TIC? réforme? gauche? droite? Confusion surtout!

Audrey Miller nous rapporte dans l’Infobourg ses observations sur le colloque de l’Alliance des professeur(e)s de Montréal, qui se tenait la semaine dernière à Montréal. Mario se désole de ce qu’il y apprend. Moi aussi.

Il y aurait bien des choses à dire sur ce texte, en particulier en regard de la perception de la réforme dont il témoigne, mais je limiterai pour ce soir mon commentaire sur le volet technologique. Quand je lis…

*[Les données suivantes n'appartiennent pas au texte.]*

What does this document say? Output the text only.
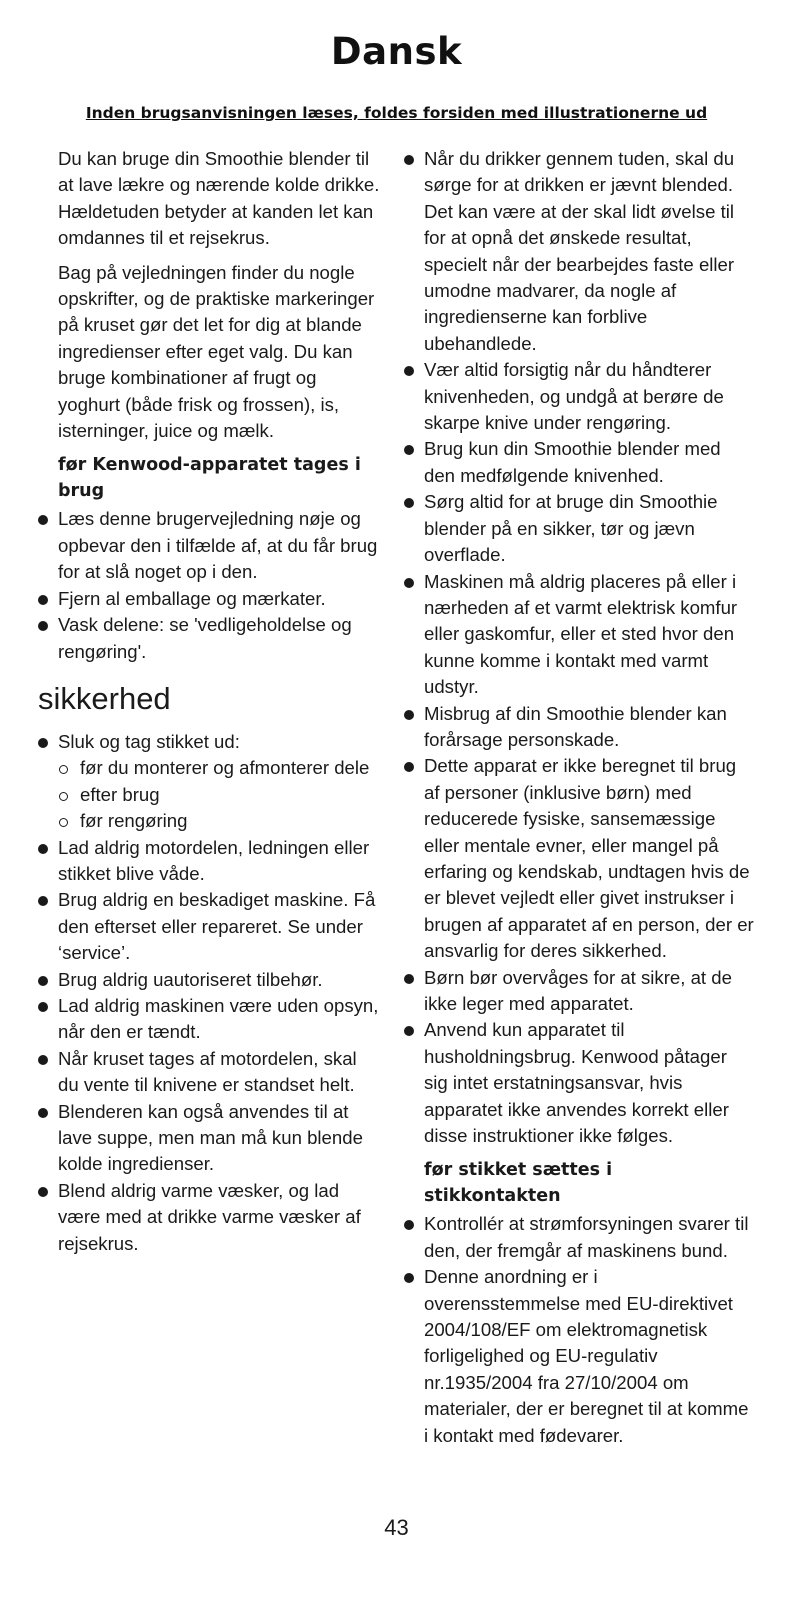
Dansk
Inden brugsanvisningen læses, foldes forsiden med illustrationerne ud

Du kan bruge din Smoothie blender til at lave lækre og nærende kolde drikke. Hældetuden betyder at kanden let kan omdannes til et rejsekrus.

Bag på vejledningen finder du nogle opskrifter, og de praktiske markeringer på kruset gør det let for dig at blande ingredienser efter eget valg. Du kan bruge kombinationer af frugt og yoghurt (både frisk og frossen), is, isterninger, juice og mælk.

før Kenwood-apparatet tages i brug
Læs denne brugervejledning nøje og opbevar den i tilfælde af, at du får brug for at slå noget op i den.
Fjern al emballage og mærkater.
Vask delene: se 'vedligeholdelse og rengøring'.
sikkerhed
Sluk og tag stikket ud:
før du monterer og afmonterer dele
efter brug
før rengøring
Lad aldrig motordelen, ledningen eller stikket blive våde.
Brug aldrig en beskadiget maskine. Få den efterset eller repareret. Se under ‘service’.
Brug aldrig uautoriseret tilbehør.
Lad aldrig maskinen være uden opsyn, når den er tændt.
Når kruset tages af motordelen, skal du vente til knivene er standset helt.
Blenderen kan også anvendes til at lave suppe, men man må kun blende kolde ingredienser.
Blend aldrig varme væsker, og lad være med at drikke varme væsker af rejsekrus.
Når du drikker gennem tuden, skal du sørge for at drikken er jævnt blended. Det kan være at der skal lidt øvelse til for at opnå det ønskede resultat, specielt når der bearbejdes faste eller umodne madvarer, da nogle af ingredienserne kan forblive ubehandlede.
Vær altid forsigtig når du håndterer knivenheden, og undgå at berøre de skarpe knive under rengøring.
Brug kun din Smoothie blender med den medfølgende knivenhed.
Sørg altid for at bruge din Smoothie blender på en sikker, tør og jævn overflade.
Maskinen må aldrig placeres på eller i nærheden af et varmt elektrisk komfur eller gaskomfur, eller et sted hvor den kunne komme i kontakt med varmt udstyr.
Misbrug af din Smoothie blender kan forårsage personskade.
Dette apparat er ikke beregnet til brug af personer (inklusive børn) med reducerede fysiske, sansemæssige eller mentale evner, eller mangel på erfaring og kendskab, undtagen hvis de er blevet vejledt eller givet instrukser i brugen af apparatet af en person, der er ansvarlig for deres sikkerhed.
Børn bør overvåges for at sikre, at de ikke leger med apparatet.
Anvend kun apparatet til husholdningsbrug. Kenwood påtager sig intet erstatningsansvar, hvis apparatet ikke anvendes korrekt eller disse instruktioner ikke følges.
før stikket sættes i stikkontakten
Kontrollér at strømforsyningen svarer til den, der fremgår af maskinens bund.
Denne anordning er i overensstemmelse med EU-direktivet 2004/108/EF om elektromagnetisk forligelighed og EU-regulativ nr.1935/2004 fra 27/10/2004 om materialer, der er beregnet til at komme i kontakt med fødevarer.
43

« Tous formulent le v¦u unique que les jeunes, en secondaire 5, sachent lire et écrire. […] La révolution technologique est perçue par bien des enseignants comme un simple outil de plus dans leur métier.  » Il y a beau avoir des millions d’informations sur Internet, mais elles ne constituent pas le savoir « , observe Christiane Gohier, professeure au département d’éducation de l’UQÀM et co-auteure de Enseigner et libérer. Selon elle, l’important est d’apprendre aux jeunes à l’analyser et à la traiter »

…ça me rappelle qu’il y a une énorme méconnaissance de l’outil (c’est juste) informatique dans certains milieux. Ça me semble totalement contradictoire, en 2004, de (re)formuler le voeu que tous les enfants sachent lire et écrire correctement, qu’ils sachent analyser et traiter l’information et qu’il se libèrent grâce à l’école… et de condamner du même coup les technologies de l’information et de la communication. J’ai peine à y croire. Pour moi, les TIC servent précisément ces fins!

Je ne pense évidemment pas que tout doit dorénavant passer par les technologies… mais elles représentent certainement un outil privilégié pour apprendre à écrire, à lire, à traiter l’information et à devenir citoyen!

Mes amis connaissent mes opinions politiques, certainement plus à gauche qu’à droite… mais s’il y a une chose dont j’ai vraiment peur… c’est de l’attitude réactionnaire de plusieurs traditionnels porte-paroles de la gauche à l’égard des technologies. Parce que s’il est vrai que certaines technologies peuvent menacer la démocratie et la solidarité qui la rend possible… de plus en plus de nouvelles technologies, plus légères, plus souples et (surtout) plus ouvertes permettent de faire contrepoids, voire de changer les rapports de force. Je pense aux technologies collaboratives (xml-rss, entre autre chose) et au monde du logiciel à code source ouvert, notamment.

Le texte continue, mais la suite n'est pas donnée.